Document Type

Thesis

Degree

Master of Arts

Major

Philosophy

Date of Defense

4-24-2024

Graduate Advisor

William Dunaway

Co-Advisor

Eric Wiland

Committee

Jon McGinnis

Abstract

Intellectual humility, an epistemic virtue, requires us to own our limitations of knowledge when we don’t know an answer. In this paper, I argue that intellectual humility requires us to acknowledge our ignorance as to the question of what moral sentences are because we do not have any adequate answer to it. This is because the available answers, both cognitivism and noncognitivism, suffer from serious shortcomings. While cognitivism mainly struggles to resolve the problem of disagreement, noncognitivism falls short of finding a proper response to the embedding problem. The objections I present have mostly been raised by contemporary philosophers, and my goal is to show that these objections against moral cognitivism and noncognitivism are plausible. To conclude, I argue that, due to the serious shortcomings of cognitivism and noncognitivism, we should embrace metaethical agnosticism. My account is analogous to the account of agnosticism prevalent in the metaphysical discussions relating to the existence of God. I believe there should be a middle way in metaethics where we can simply admit that we do not know what moral sentences are.
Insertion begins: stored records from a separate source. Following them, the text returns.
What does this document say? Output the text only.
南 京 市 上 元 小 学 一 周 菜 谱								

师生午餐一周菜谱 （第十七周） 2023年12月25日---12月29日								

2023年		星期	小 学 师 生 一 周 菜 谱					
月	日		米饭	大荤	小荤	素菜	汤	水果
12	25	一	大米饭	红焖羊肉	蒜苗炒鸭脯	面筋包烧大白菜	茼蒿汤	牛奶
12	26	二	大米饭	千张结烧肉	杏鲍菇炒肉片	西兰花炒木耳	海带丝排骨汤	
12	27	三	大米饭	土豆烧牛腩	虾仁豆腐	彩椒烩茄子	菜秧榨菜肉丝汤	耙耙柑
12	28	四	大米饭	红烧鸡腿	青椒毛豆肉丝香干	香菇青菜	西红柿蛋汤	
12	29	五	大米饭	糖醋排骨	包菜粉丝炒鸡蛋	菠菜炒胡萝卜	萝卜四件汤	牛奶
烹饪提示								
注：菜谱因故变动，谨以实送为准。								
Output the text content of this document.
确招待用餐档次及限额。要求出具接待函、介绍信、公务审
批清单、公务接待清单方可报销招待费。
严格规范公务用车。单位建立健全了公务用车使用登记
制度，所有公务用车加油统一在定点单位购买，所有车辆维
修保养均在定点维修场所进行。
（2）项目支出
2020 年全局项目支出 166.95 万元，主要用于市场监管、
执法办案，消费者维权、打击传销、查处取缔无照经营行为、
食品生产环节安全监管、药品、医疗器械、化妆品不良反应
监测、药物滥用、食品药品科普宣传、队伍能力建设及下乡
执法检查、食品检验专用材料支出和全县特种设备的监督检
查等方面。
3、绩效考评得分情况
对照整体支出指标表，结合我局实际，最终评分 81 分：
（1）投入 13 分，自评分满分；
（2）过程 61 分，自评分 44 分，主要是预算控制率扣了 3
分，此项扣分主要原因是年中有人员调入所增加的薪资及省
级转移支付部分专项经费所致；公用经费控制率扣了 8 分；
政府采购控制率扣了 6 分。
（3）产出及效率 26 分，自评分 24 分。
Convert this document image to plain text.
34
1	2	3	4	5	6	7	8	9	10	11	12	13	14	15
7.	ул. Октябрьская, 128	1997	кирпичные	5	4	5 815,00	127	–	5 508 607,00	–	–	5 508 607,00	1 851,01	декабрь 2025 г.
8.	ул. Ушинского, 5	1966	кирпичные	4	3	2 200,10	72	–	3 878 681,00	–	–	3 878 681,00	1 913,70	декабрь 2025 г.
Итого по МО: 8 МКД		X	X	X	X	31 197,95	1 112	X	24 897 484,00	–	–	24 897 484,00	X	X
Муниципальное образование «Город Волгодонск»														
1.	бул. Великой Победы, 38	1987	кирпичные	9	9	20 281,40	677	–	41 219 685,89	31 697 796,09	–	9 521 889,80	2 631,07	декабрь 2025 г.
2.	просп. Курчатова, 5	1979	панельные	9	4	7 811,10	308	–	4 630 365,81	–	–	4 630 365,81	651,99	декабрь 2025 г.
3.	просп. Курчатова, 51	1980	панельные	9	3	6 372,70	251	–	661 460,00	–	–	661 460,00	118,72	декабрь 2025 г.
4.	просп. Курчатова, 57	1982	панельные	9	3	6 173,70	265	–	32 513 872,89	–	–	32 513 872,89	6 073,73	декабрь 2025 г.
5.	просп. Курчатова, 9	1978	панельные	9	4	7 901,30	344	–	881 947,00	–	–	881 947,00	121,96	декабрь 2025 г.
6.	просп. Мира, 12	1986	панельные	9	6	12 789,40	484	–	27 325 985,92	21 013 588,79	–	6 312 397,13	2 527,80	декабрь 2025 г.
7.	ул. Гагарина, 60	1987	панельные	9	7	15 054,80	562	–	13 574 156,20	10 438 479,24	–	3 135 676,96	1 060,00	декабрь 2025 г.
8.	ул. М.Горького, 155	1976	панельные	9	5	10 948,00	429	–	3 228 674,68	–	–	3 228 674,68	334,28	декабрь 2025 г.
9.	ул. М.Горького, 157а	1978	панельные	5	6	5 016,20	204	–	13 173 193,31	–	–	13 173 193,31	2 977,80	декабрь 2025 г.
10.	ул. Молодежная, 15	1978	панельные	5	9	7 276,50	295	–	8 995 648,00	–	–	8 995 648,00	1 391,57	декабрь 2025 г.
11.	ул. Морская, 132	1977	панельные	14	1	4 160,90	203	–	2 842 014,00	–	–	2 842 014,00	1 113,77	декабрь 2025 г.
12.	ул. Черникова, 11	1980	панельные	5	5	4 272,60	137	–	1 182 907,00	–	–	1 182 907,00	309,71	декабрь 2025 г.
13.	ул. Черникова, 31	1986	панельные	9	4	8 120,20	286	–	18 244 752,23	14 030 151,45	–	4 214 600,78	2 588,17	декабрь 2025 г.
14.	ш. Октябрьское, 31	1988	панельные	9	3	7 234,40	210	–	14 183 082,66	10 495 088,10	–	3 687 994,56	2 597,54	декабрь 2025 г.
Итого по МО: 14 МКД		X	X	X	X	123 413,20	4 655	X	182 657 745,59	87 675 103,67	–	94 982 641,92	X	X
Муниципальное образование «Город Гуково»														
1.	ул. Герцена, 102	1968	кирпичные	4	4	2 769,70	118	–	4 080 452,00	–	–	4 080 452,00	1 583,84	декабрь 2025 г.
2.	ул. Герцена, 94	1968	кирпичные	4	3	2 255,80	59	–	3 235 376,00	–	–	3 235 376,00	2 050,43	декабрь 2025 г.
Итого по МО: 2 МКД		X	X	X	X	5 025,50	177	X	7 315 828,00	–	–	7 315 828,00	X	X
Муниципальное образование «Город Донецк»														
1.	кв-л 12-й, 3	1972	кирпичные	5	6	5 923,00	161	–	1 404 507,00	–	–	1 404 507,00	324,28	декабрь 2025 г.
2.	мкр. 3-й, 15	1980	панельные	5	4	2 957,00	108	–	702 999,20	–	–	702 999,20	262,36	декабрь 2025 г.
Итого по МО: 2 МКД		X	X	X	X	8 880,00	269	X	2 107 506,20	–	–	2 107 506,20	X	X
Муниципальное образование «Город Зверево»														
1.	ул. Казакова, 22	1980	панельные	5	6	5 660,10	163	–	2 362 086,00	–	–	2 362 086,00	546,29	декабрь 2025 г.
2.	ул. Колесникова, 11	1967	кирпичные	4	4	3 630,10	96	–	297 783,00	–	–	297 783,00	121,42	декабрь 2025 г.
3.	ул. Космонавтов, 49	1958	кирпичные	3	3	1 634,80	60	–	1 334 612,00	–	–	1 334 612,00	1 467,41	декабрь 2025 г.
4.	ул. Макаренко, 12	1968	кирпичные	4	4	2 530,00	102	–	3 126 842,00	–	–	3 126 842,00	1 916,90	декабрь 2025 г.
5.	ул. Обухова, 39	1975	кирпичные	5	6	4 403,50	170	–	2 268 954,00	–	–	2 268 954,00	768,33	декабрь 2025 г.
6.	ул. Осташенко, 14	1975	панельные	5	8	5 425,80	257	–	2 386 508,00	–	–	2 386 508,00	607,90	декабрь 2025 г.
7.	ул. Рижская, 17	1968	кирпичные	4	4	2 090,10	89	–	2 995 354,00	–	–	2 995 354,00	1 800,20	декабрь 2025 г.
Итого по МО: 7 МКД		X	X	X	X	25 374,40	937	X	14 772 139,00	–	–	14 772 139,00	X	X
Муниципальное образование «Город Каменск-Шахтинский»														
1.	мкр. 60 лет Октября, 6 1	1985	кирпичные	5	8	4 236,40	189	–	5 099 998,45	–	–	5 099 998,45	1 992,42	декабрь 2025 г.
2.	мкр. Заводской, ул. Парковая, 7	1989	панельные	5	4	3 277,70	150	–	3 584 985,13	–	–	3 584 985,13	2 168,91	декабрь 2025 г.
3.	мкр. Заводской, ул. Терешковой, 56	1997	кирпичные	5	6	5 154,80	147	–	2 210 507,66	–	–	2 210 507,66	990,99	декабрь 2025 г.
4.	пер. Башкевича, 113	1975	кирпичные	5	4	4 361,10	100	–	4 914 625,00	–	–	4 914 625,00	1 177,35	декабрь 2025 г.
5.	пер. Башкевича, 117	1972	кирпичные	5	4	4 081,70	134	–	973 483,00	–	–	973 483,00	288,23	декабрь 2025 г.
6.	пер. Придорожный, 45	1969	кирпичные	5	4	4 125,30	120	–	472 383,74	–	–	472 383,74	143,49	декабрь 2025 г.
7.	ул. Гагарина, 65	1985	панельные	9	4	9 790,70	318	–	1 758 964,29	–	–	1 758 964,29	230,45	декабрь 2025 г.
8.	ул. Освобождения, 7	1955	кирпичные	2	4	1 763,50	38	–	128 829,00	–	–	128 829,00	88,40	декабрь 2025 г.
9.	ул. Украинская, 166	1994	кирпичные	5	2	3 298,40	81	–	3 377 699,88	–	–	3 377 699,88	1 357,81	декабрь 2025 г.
I provide reasoning as to why embracing metaethical agnosticism is the most compatible way to exercise intellectual humility. I argue that the alternative, inference to the best explanation, is not a viable option because there is no reliable way to weigh the shortcomings of cognitivism and noncognitivism and decide which explanation is better than the other. I also compare metaethical agnosticism with metaethical quietism to show how the former is distinct from the latter and more compatible with intellectual humility.